We need a social safety net to avoid grinding poverty, and more gov't rewards for good behaving people living in those poor areas w/o kids, as well as more gov't rewards for being married.
I've become a bigger spending Republican - wanting the gov't to subsidize good behavior more than rewarding sub-optimal (/immoral) behavior. With gov't benefits based on behavior, not identity.
I read this because of receiving a notification on my telephone . I quickly read it (distraction mode) and have instantly forgotten anything of value if there was anything of value here. Next...

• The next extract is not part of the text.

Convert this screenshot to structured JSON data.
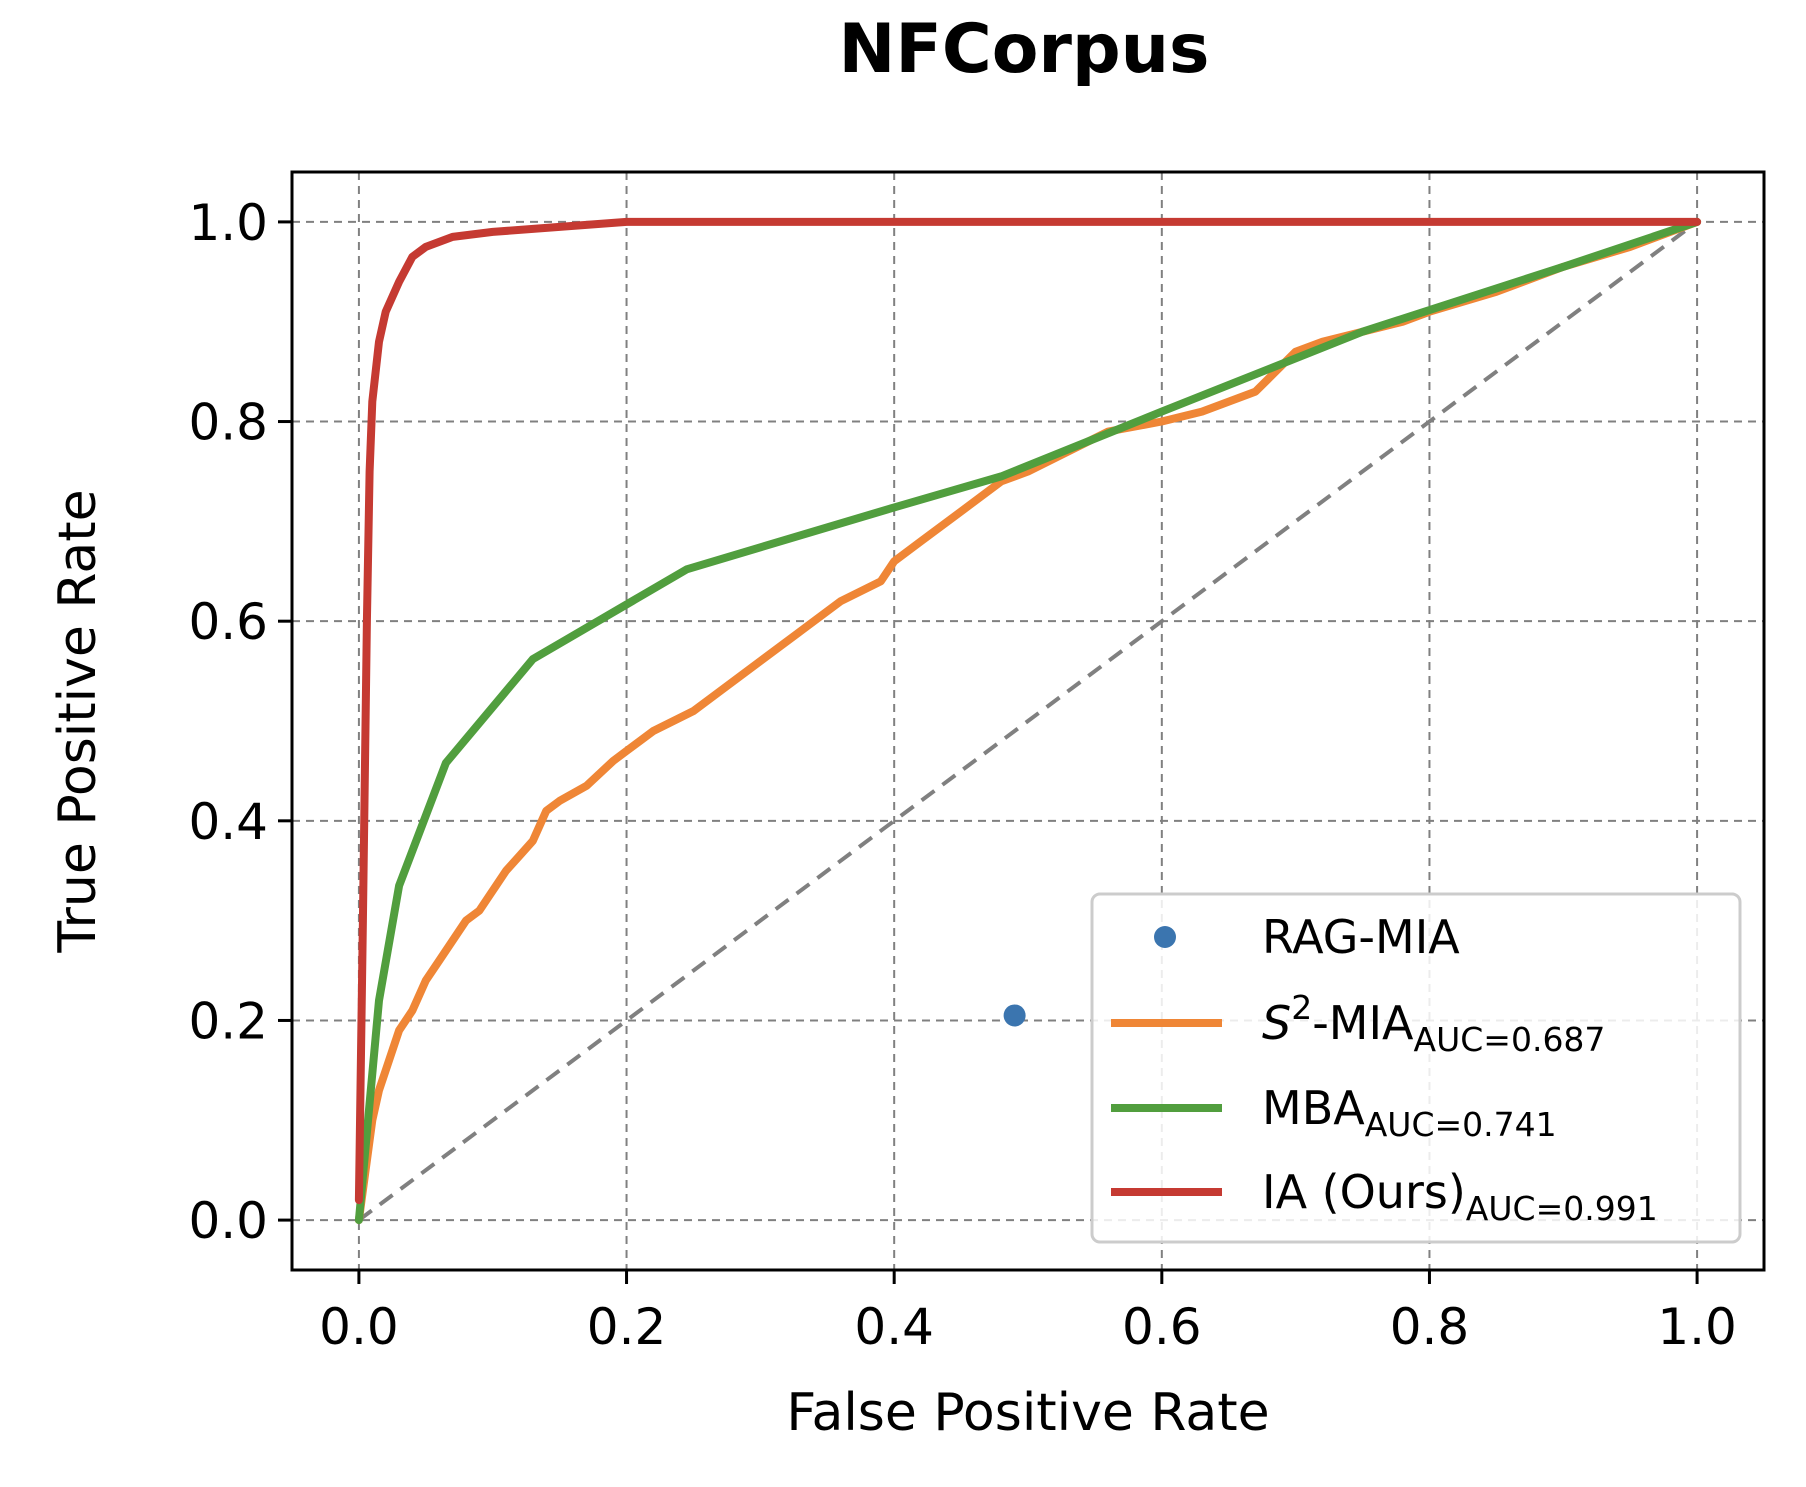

Well said. I think religion itself doesn't need to change, it just needs a good rebranding. Religion contains the secret recipe that gives meaning and purpose to existence. It's humanity's outlet for the spiritual dimension in life. Unfortunately it just has a bad rep because it so often gets passed down as an obligation instead of an opportunity, and is portrayed as oppressive instead of as an enhancement to life.

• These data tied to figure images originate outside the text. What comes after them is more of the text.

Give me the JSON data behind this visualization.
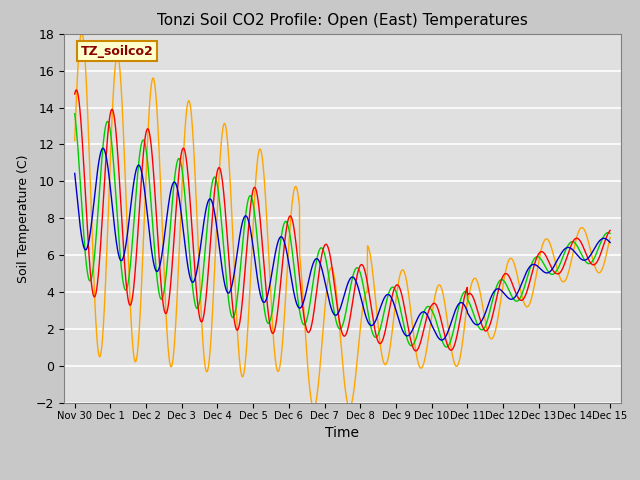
{
  "title": "Tonzi Soil CO2 Profile: Open (East) Temperatures",
  "xlabel": "Time",
  "ylabel": "Soil Temperature (C)",
  "ylim": [
    -2,
    18
  ],
  "yticks": [
    -2,
    0,
    2,
    4,
    6,
    8,
    10,
    12,
    14,
    16,
    18
  ],
  "colors": {
    "-2cm": "#ff0000",
    "-4cm": "#ffa500",
    "-8cm": "#00cc00",
    "-16cm": "#0000cc"
  },
  "legend_label": "TZ_soilco2",
  "bg_color": "#e0e0e0",
  "xtick_labels": [
    "Nov 30",
    "Dec 1",
    "Dec 2",
    "Dec 3",
    "Dec 4",
    "Dec 5",
    "Dec 6",
    "Dec 7",
    "Dec 8",
    "Dec 9",
    "Dec 10",
    "Dec 11",
    "Dec 12",
    "Dec 13",
    "Dec 14",
    "Dec 15"
  ]
}
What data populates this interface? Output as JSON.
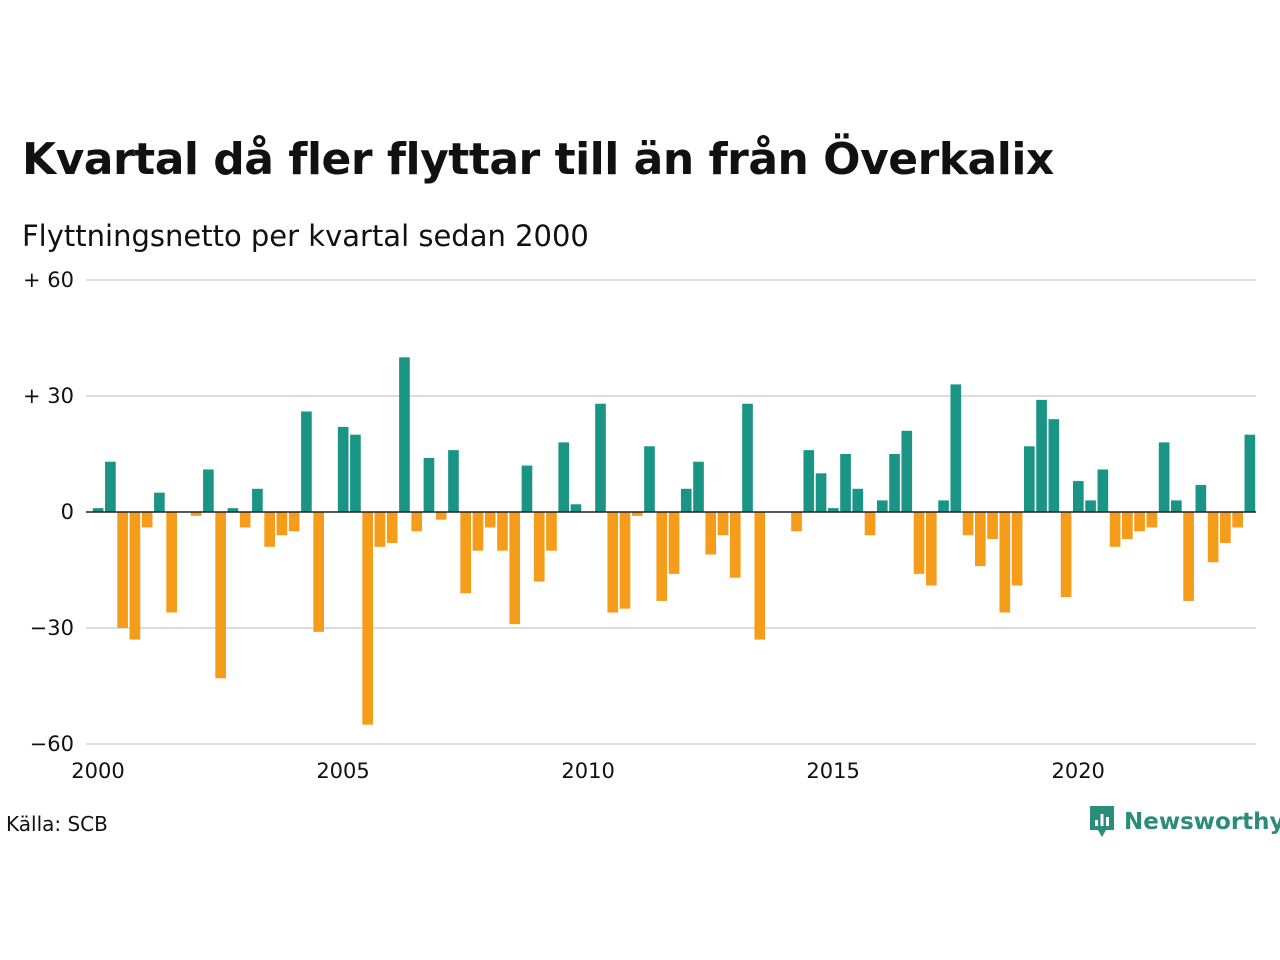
{
  "title": "Kvartal då fler flyttar till än från Överkalix",
  "subtitle": "Flyttningsnetto per kvartal sedan 2000",
  "source": "Källa: SCB",
  "brand": "Newsworthy",
  "logo_icon": "bar-chart-speech-bubble-icon",
  "colors": {
    "positive": "#1a9484",
    "negative": "#f59c1a",
    "grid": "#dddddd",
    "axis": "#222222",
    "brand": "#2b8c7b"
  },
  "chart_data": {
    "type": "bar",
    "title": "Kvartal då fler flyttar till än från Överkalix",
    "subtitle": "Flyttningsnetto per kvartal sedan 2000",
    "xlabel": "",
    "ylabel": "",
    "ylim": [
      -60,
      60
    ],
    "xlim": [
      2000,
      2023.75
    ],
    "grid": true,
    "legend": "none",
    "y_ticks": [
      {
        "value": 60,
        "label": "+ 60"
      },
      {
        "value": 30,
        "label": "+ 30"
      },
      {
        "value": 0,
        "label": "0"
      },
      {
        "value": -30,
        "label": "−30"
      },
      {
        "value": -60,
        "label": "−60"
      }
    ],
    "x_ticks": [
      {
        "value": 2000,
        "label": "2000"
      },
      {
        "value": 2005,
        "label": "2005"
      },
      {
        "value": 2010,
        "label": "2010"
      },
      {
        "value": 2015,
        "label": "2015"
      },
      {
        "value": 2020,
        "label": "2020"
      }
    ],
    "categories": [
      "2000 Q1",
      "2000 Q2",
      "2000 Q3",
      "2000 Q4",
      "2001 Q1",
      "2001 Q2",
      "2001 Q3",
      "2001 Q4",
      "2002 Q1",
      "2002 Q2",
      "2002 Q3",
      "2002 Q4",
      "2003 Q1",
      "2003 Q2",
      "2003 Q3",
      "2003 Q4",
      "2004 Q1",
      "2004 Q2",
      "2004 Q3",
      "2004 Q4",
      "2005 Q1",
      "2005 Q2",
      "2005 Q3",
      "2005 Q4",
      "2006 Q1",
      "2006 Q2",
      "2006 Q3",
      "2006 Q4",
      "2007 Q1",
      "2007 Q2",
      "2007 Q3",
      "2007 Q4",
      "2008 Q1",
      "2008 Q2",
      "2008 Q3",
      "2008 Q4",
      "2009 Q1",
      "2009 Q2",
      "2009 Q3",
      "2009 Q4",
      "2010 Q1",
      "2010 Q2",
      "2010 Q3",
      "2010 Q4",
      "2011 Q1",
      "2011 Q2",
      "2011 Q3",
      "2011 Q4",
      "2012 Q1",
      "2012 Q2",
      "2012 Q3",
      "2012 Q4",
      "2013 Q1",
      "2013 Q2",
      "2013 Q3",
      "2013 Q4",
      "2014 Q1",
      "2014 Q2",
      "2014 Q3",
      "2014 Q4",
      "2015 Q1",
      "2015 Q2",
      "2015 Q3",
      "2015 Q4",
      "2016 Q1",
      "2016 Q2",
      "2016 Q3",
      "2016 Q4",
      "2017 Q1",
      "2017 Q2",
      "2017 Q3",
      "2017 Q4",
      "2018 Q1",
      "2018 Q2",
      "2018 Q3",
      "2018 Q4",
      "2019 Q1",
      "2019 Q2",
      "2019 Q3",
      "2019 Q4",
      "2020 Q1",
      "2020 Q2",
      "2020 Q3",
      "2020 Q4",
      "2021 Q1",
      "2021 Q2",
      "2021 Q3",
      "2021 Q4",
      "2022 Q1",
      "2022 Q2",
      "2022 Q3",
      "2022 Q4",
      "2023 Q1",
      "2023 Q2",
      "2023 Q3",
      "2023 Q4"
    ],
    "values": [
      1,
      13,
      -30,
      -33,
      -4,
      5,
      -26,
      0,
      -1,
      11,
      -43,
      1,
      -4,
      6,
      -9,
      -6,
      -5,
      26,
      -31,
      0,
      22,
      20,
      -55,
      -9,
      -8,
      40,
      -5,
      14,
      -2,
      16,
      -21,
      -10,
      -4,
      -10,
      -29,
      12,
      -18,
      -10,
      18,
      2,
      0,
      28,
      -26,
      -25,
      -1,
      17,
      -23,
      -16,
      6,
      13,
      -11,
      -6,
      -17,
      28,
      -33,
      0,
      0,
      -5,
      16,
      10,
      1,
      15,
      6,
      -6,
      3,
      15,
      21,
      -16,
      -19,
      3,
      33,
      -6,
      -14,
      -7,
      -26,
      -19,
      17,
      29,
      24,
      -22,
      8,
      3,
      11,
      -9,
      -7,
      -5,
      -4,
      18,
      3,
      -23,
      7,
      -13,
      -8,
      -4,
      20,
      0
    ]
  }
}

OMG. The answer is in front of you. We have spent decades discouraging marriage and childbearing - and now we're distressed that it worked?
Both men and women have noticed that there are enormous - and rising - costs to having children, and no material economic benefits. Both have taken notice. Both are much less enthusiastic about children than they used to be.
Women are now able to earn money income. Women are better off than they were: their time is worth more. That makes it more expensive to spend their time on child-raising. This is a global phenomenon: educate women, make their time more valuable, watch birthrates fall. It's not only true because education allows women to avoid childbirth; it's also true because their husbands would also rather see them spend less time raising children!
Meanwhile, culturally we have dramatically raised our standards for acceptable parenting, making it more expensive (in cash terms) and more time-consuming. So many things, from requiring bulky car seats (and therefore three-row vehicles for families with more than two children), to regulation of child care, to stranger-danger-panic leading to supervised playdates and soccer moms and helicopter parenting - often now enforced by child protective services - have increased the cost of children.
In an effort to draw women back to marriage and childbearing, legislatures have tried to increase the material benefits of marriage and motherhood. As a result, for much of the past 70 years men have been subject to frankly unconscionable treatment under family laws. This has partly worked: women are more interested in marriage and children today than men are. But, men are more willing than they used to be, to buck the cultural norm rather than continue to be mistreated this way - just as women had begun to do by the early 20th century, a time when family law treated women quite poorly (legislators seem incapable of crafting family law with any notion of fairness).
Even with this abusive treatment of husbands and fathers, the benefits to women have not been enough to produce the desired growth in birthrates. Partly that's because family law attached too much of the benefit for women to marriage rather than childbearing. But, more important is this: there simply isn't enough value available to transfer from men to women, to offset the cost of having women devote so much time to raising children.
The underlying problem is that children cost their parents too much. The rest of us want to see children, to provide for the future society we will depend on. We're going to have to stop assuming that punishing men for marrying and being fathers is going to work (why do we think it would?): we're going to have to pay for children. All the cultural angst and anti-screen panics and religious pining and pro-marriage BS are deflections.
Incentives matter. It's that simple.